Wikileaks Turns To Amazon Cloud To Dodge DDoS Onslaught


Controversial government secrets Web site Wikileaks has turned to the cloud to avoid being knocked off line after it became the target of a several denial of service (DDoS) attacks.

Wikileaks, which recently launched a new Web site to expose and host leaked U.S. diplomatic communications called cables, has moved the site to Amazon's Elastic Compute Cloud (EC2) cloud computing services to dodge the DDoS attacks, the first of which took down the site on Sunday.

Wikileaks publishes the classified documents and claims to have captured more than 250,000 U.S. diplomatic cables between 2002 and February of this year, some of which comprise daily communications between the U.S. State Department and 270 international embassies.

Technologist Alex Nordcliffe noted in a blog post last month that Wikileaks was using U.S.-based Amazon servers to host controversial Iraq war logs.

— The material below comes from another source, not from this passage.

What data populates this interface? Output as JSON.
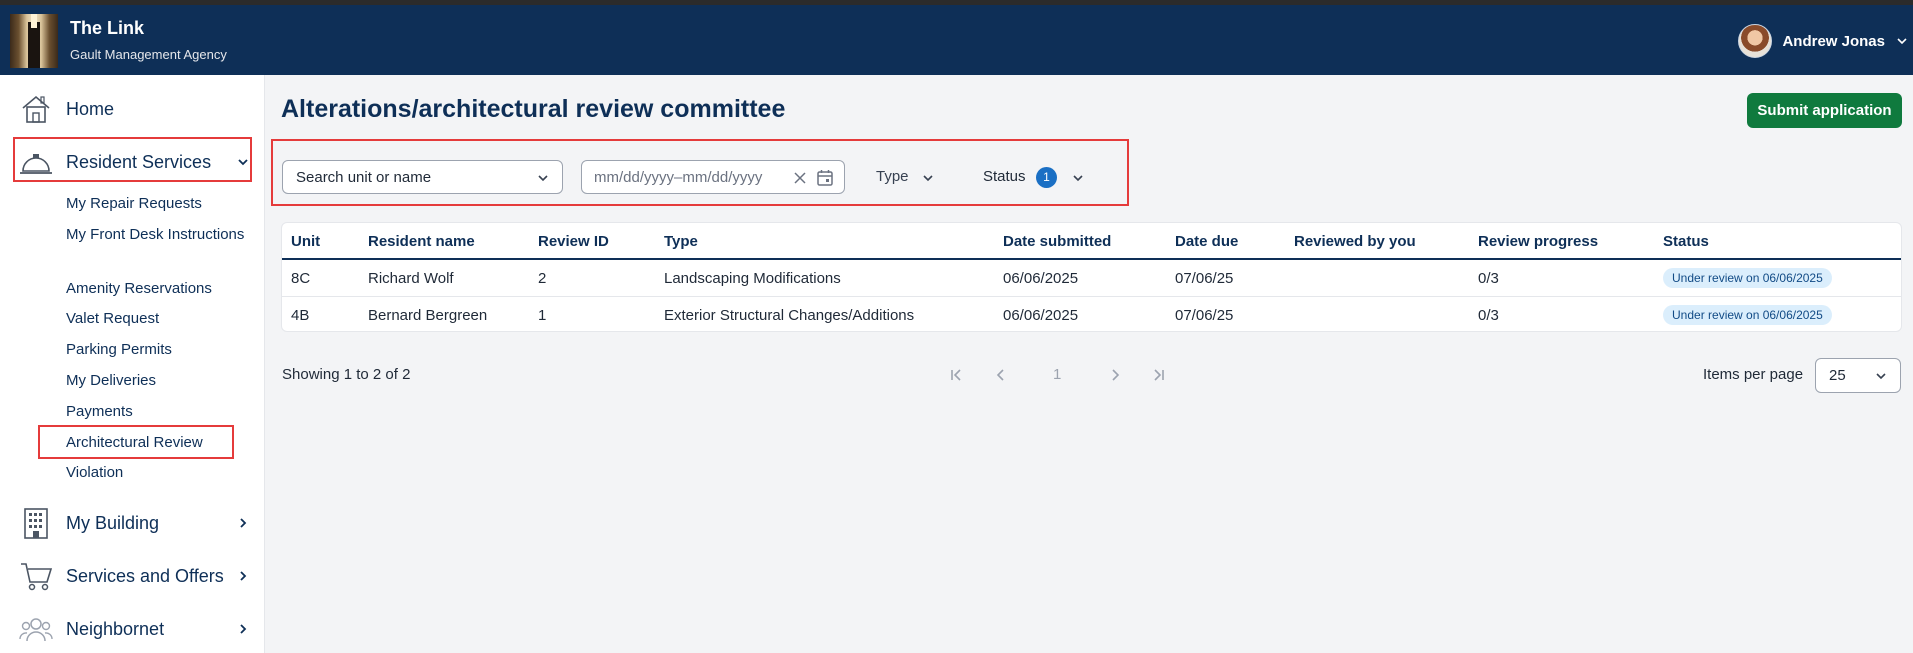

Then, this month, Nordcliffe pointed out that Wikileaks' new cable site is also being hosted on Amazon servers that are likely located on U.S. soil.

"The new site, cablegate.wikileaks.org, is hosted on the same Octopuce and Amazon U.S. IP addresses I reported last month," Nordcliffe wrote. "The wikileaks.org homepage is currently spread across two Amazon Ireland IP addresses."

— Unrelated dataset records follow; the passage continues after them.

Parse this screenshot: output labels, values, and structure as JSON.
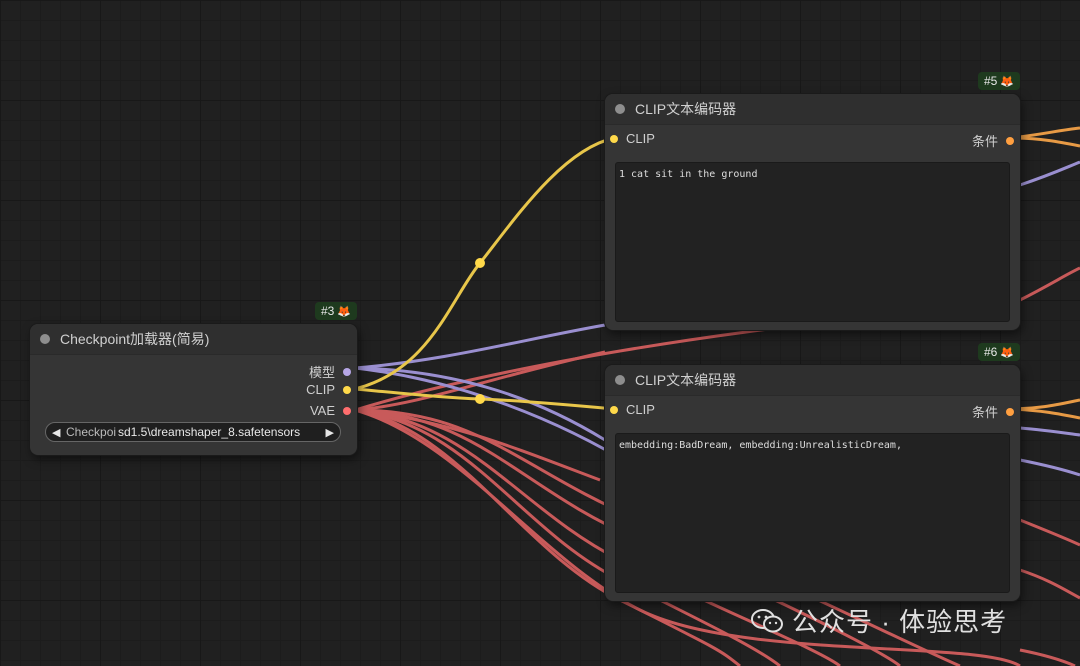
{
  "nodes": {
    "checkpoint": {
      "id": "#3",
      "title": "Checkpoint加载器(简易)",
      "outputs": [
        "模型",
        "CLIP",
        "VAE"
      ],
      "widget": {
        "label": "Checkpoi",
        "value": "sd1.5\\dreamshaper_8.safetensors"
      }
    },
    "clip_positive": {
      "id": "#5",
      "title": "CLIP文本编码器",
      "input": "CLIP",
      "output": "条件",
      "text": "1 cat sit in the ground"
    },
    "clip_negative": {
      "id": "#6",
      "title": "CLIP文本编码器",
      "input": "CLIP",
      "output": "条件",
      "text": "embedding:BadDream, embedding:UnrealisticDream,"
    }
  },
  "colors": {
    "clip": "#ffd94a",
    "model": "#b6a6e6",
    "vae": "#ff6e6e",
    "conditioning": "#ff9f40"
  },
  "watermark": {
    "text": "公众号 · 体验思考",
    "icon": "wechat-icon"
  }
}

While the controversial site is partly hosted in the U.S., the classified information that has come under fire is not, making it unlikely that Wikileaks founder Julian Assange or Amazon could find themselves in hot water. Most of the controversial content is hosted by a French company, The Guardian noted.

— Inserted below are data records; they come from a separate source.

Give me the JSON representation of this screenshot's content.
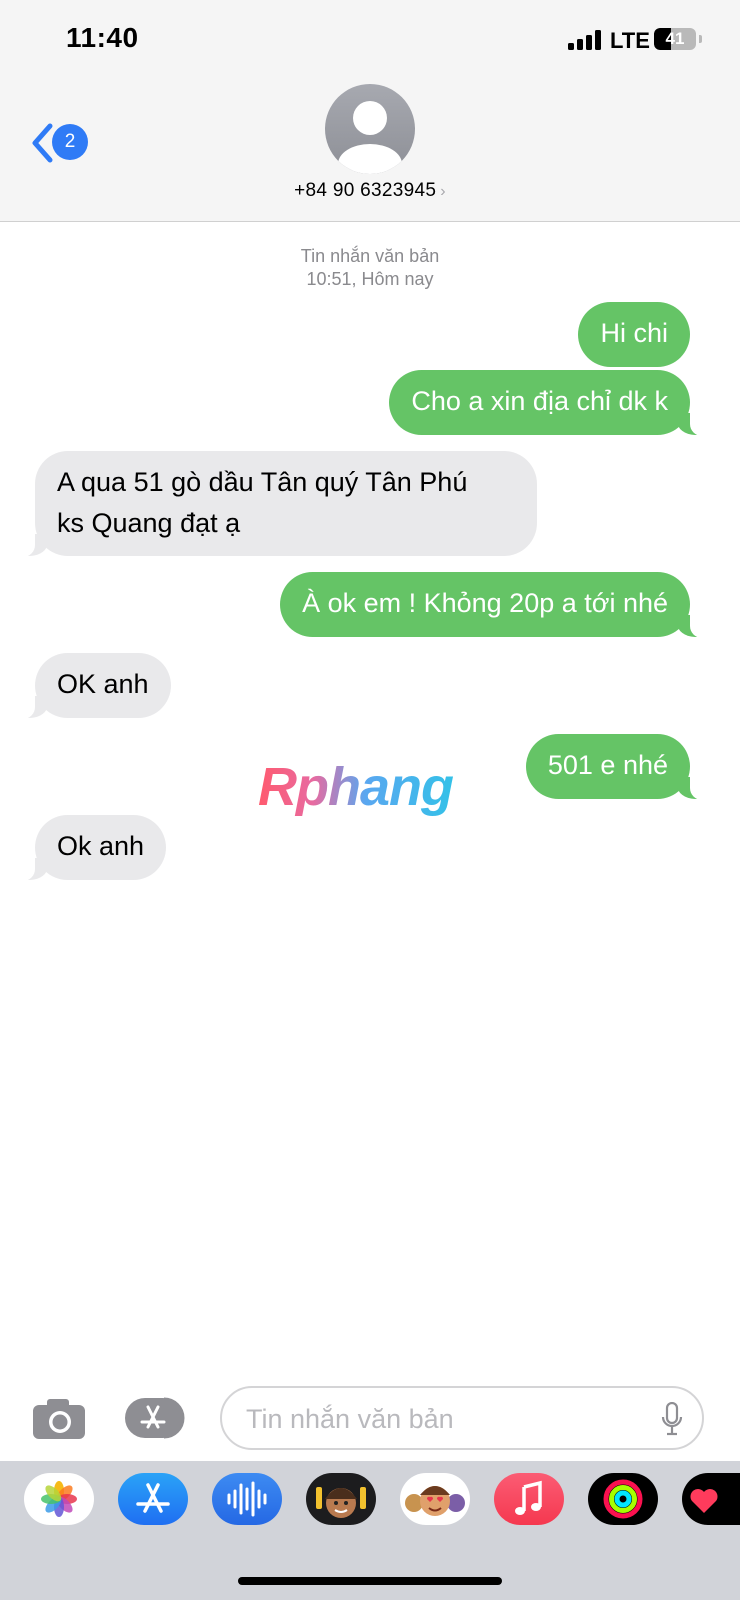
{
  "status_bar": {
    "time": "11:40",
    "carrier": "LTE",
    "battery": "41",
    "battery_percent": 41
  },
  "header": {
    "back_badge": "2",
    "contact": "+84 90 6323945",
    "avatar_icon": "person-silhouette-icon"
  },
  "thread": {
    "meta_line1": "Tin nhắn văn bản",
    "meta_line2": "10:51, Hôm nay",
    "messages": [
      {
        "direction": "out",
        "text": "Hi chi"
      },
      {
        "direction": "out",
        "text": "Cho a xin địa chỉ dk k"
      },
      {
        "direction": "in",
        "lines": [
          "A qua 51 gò dầu Tân quý Tân Phú",
          "ks Quang đạt ạ"
        ]
      },
      {
        "direction": "out",
        "text": "À ok em ! Khỏng 20p a tới nhé"
      },
      {
        "direction": "in",
        "text": "OK anh"
      },
      {
        "direction": "out",
        "text": "501 e nhé"
      },
      {
        "direction": "in",
        "text": "Ok anh"
      }
    ]
  },
  "watermark": "Rphang",
  "compose": {
    "placeholder": "Tin nhắn văn bản"
  },
  "colors": {
    "outgoing": "#65c466",
    "incoming": "#e9e9eb",
    "accent": "#2f7bf6"
  },
  "app_drawer": [
    {
      "icon": "photos-icon"
    },
    {
      "icon": "app-store-icon"
    },
    {
      "icon": "audio-message-icon"
    },
    {
      "icon": "memoji-icon"
    },
    {
      "icon": "memoji-stickers-icon"
    },
    {
      "icon": "music-icon"
    },
    {
      "icon": "activity-icon"
    },
    {
      "icon": "heart-sticker-icon"
    }
  ]
}
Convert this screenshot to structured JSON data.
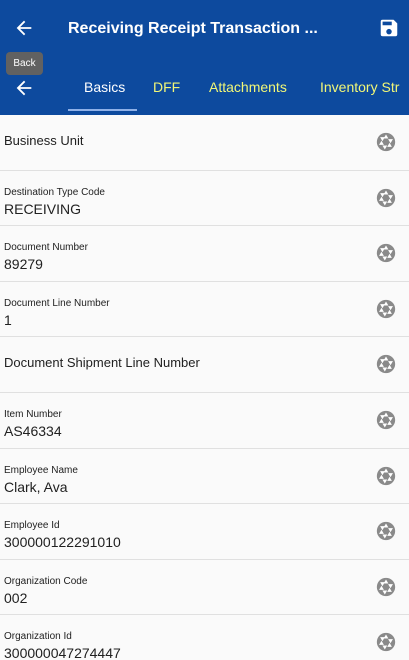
{
  "header": {
    "title": "Receiving Receipt Transaction ...",
    "back_tooltip": "Back"
  },
  "tabs": [
    {
      "label": "Basics"
    },
    {
      "label": "DFF"
    },
    {
      "label": "Attachments"
    },
    {
      "label": "Inventory Str"
    }
  ],
  "fields": [
    {
      "label": "Business Unit",
      "value": ""
    },
    {
      "label": "Destination Type Code",
      "value": "RECEIVING"
    },
    {
      "label": "Document Number",
      "value": "89279"
    },
    {
      "label": "Document Line Number",
      "value": "1"
    },
    {
      "label": "Document Shipment Line Number",
      "value": ""
    },
    {
      "label": "Item Number",
      "value": "AS46334"
    },
    {
      "label": "Employee Name",
      "value": "Clark, Ava"
    },
    {
      "label": "Employee Id",
      "value": "300000122291010"
    },
    {
      "label": "Organization Code",
      "value": "002"
    },
    {
      "label": "Organization Id",
      "value": "300000047274447"
    }
  ],
  "colors": {
    "header_bg": "#0d4a9e",
    "active_tab": "#ffffff",
    "inactive_tab": "#f1f777",
    "icon_gray": "#8a8a8a"
  },
  "icons": {
    "back": "arrow-left-icon",
    "save": "save-icon",
    "lov": "aperture-icon"
  }
}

"If that data happens in the moment to be in the U.S., that's really good because we have a First Amendment," Columbia Law School professor Eben Moglen told The Wall Street Journal. Meanwhile, Harvard University computer and law professor Jonathan Zittrain told the Journal that now that Wikileaks has disclosed the information it is already public and may not be contraband.

Hosting Wikileaks also puts Amazon in a tough spot, as it could pull the plug on the controversial site which is publicly offering up classified information that could compromise national security. Amazon on Tuesday did not respond to requests for comment.

If Amazon was to shutter Wikileaks, it wouldn't be the first time a Web hosting company took down a site that featured controversial content.

In September, Rackspace shut down a pair of Web sites it was hosting for controversial Christian pastor Terry Jones and his Dove World Outreach Center church while Jones planned to hold a Quran burning demonstration on the anniversary of 9/11. While Jones ultimately didn't hold his Quran burning rally, Rackspace took down the sites noting that Jones' threats and some of the content contained on the Web sites were in violation of the hosting contract and its accessible use policy.